Başbakan Ecevit'in, ABD Başkanı Bush'a gönderdiği mektubun taşıdığı mesajlar ve mektup dışındaki temaslar, Türkiye'nin Afganistan'a müdahale ve sonrasına ilişkin tutumunu netleştirdi.
Türkiye, mektupta da ifade ettiği gibi Afganistan'da sorunun Kuzey İttifakı güçlerinin harekete geçirilmesi ve kara harekâtının bu yolla yapılmasını önermektedir. Bu öneri Pentagon tarafından da desteklenmiş durumdadır. ABD Savunma Bakanı Donald Rumsfeld'in bu müdahale modeline sıcak baktığı, hatta benimsediği Ankara'ya yansımış halde. Ankara, Washington'un bu model çerçevesinde harekete geçeceği beklentisi içinde.

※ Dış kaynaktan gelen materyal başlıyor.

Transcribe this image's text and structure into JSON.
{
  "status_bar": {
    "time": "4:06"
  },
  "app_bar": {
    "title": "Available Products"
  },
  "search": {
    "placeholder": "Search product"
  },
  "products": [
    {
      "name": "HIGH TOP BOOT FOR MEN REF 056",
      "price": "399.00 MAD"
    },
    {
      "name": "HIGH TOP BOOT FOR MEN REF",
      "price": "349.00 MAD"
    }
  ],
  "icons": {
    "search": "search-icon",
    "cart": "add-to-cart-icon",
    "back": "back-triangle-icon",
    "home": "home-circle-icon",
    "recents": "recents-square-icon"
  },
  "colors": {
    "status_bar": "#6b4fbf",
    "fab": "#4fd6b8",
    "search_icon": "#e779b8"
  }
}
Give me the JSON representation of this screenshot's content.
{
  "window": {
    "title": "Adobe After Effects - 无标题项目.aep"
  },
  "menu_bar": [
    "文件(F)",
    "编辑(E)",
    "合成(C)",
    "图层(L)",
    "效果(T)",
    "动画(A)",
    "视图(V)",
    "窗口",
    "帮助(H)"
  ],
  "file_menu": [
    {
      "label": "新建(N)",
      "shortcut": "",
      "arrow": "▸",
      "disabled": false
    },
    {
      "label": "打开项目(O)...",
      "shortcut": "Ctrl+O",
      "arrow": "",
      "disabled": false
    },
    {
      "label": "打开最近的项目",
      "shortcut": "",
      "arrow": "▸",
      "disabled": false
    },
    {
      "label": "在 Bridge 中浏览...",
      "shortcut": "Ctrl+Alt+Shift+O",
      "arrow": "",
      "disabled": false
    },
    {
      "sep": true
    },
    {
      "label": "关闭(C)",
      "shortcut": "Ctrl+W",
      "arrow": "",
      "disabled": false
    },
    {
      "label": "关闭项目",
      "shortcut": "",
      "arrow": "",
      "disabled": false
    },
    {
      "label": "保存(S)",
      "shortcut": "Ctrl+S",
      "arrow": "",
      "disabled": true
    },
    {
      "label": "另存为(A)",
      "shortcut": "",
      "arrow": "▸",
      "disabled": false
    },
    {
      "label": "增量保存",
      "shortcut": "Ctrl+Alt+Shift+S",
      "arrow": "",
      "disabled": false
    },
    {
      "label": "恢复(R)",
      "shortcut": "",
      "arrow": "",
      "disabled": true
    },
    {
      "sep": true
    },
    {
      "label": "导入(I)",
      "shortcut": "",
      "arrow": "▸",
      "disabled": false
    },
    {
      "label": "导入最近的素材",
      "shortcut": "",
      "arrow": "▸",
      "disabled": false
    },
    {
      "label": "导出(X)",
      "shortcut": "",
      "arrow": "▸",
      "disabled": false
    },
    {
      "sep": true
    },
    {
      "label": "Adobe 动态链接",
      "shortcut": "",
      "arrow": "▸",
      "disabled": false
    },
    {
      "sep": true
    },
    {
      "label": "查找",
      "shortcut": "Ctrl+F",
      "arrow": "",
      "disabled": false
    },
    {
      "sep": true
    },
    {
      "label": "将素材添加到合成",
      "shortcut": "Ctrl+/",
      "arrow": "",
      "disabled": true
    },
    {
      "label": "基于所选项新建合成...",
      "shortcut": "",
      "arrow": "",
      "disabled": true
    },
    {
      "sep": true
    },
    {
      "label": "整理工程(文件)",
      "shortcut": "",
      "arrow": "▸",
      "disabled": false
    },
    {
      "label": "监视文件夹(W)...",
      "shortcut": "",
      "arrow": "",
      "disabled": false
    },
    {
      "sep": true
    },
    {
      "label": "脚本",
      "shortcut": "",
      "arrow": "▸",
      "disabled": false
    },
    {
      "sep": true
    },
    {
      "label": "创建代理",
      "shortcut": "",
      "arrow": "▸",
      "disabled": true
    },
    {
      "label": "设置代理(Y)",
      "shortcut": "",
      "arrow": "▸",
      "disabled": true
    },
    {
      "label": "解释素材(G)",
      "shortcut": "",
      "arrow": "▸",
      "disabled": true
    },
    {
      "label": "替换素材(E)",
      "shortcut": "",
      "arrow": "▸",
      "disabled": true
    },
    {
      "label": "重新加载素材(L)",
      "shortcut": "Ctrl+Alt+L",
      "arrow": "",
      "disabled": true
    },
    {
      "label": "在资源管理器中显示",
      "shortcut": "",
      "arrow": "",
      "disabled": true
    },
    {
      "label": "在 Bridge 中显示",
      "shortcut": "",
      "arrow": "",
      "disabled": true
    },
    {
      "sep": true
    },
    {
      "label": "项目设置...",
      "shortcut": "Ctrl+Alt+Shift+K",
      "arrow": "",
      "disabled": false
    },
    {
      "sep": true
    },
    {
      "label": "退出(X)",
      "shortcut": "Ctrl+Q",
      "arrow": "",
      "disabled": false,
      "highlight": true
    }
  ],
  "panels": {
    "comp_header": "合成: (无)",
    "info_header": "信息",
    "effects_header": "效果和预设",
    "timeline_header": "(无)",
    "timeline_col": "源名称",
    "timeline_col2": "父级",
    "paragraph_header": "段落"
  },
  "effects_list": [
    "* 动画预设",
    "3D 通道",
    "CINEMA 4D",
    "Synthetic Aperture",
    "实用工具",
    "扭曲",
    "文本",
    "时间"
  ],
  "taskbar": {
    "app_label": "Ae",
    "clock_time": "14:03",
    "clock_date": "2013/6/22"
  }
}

Ankara'nın mektupta vurguladığı bir diğer konu, operasyondan Afgan halkının zarar görmemesidir. Buna bağlı olarak müdahaleden sonra Afgan halkına çok ciddi ekonomik ve sosyal yardımda bulunulmasını ve çağdaş bir Afganistan inşa edilmesini önermekte ve bu konuda işbirliğine gidilmesini istemektedir.
NATO İSTERSE
Başbakan Ecevit'in mektubunda, asker gönderilmesi veya askeri eğitim konuları yok. Ancak açıklamalarında Türkiye'nin, Kuzey İttifakı'nın askeri eğitimine katkıda bulunacağı belirtildi. Mektupta ayrıca NATO'nun 5. maddesi de konu edilmiyor. Türkiye'nin kendiliğinden asker göndermesi söz konusu değil. Ancak, operasyonda ABD, NATO'ya başvurur ve NATO'da oybirliğiyle 5. maddenin uygulanmasına karar verirse o zaman NATO'nun talepleri çerçevesinde Türkiye de askeri katkıda bulunmak zorunda. ABD'nin şu ana kadar Türkiye'den tek talebi hava sahasının açılması ki, Tükiye de bu talebe olumlu yanıt vermiş durumda.
BİRİNCİ MEVCUDİYET
Türkiye Afganistan'daki konumu ve etkinliğiyle bu ülkedeki "birinci mevcudiyet" olarak görülüyor. Hem Kuzey İttifakı'yla en gelişmiş ilişkilere sahip olması, hem de Afganistan'ın her yerinde diplomatik ve ekonomik ilişkisi bulunması nedeniyle stratejik öneme sahip olduğu değerlendiriliyor. Biri kuzeyde olmak üzere Afganistan'da iki hastane ve kuzey bölgesinde bin 200 barınma ünitesi yapan Türkiye, ayrıca Afgan köylerine su götürme projesini de yürütüyor. Bu altyapı ilişkisinin de Türkiye'nin işlevini ve etkinliğini artırdığı ve ABD'nin bunun da farkında olduğu yapılan değerlendirmeler arasında.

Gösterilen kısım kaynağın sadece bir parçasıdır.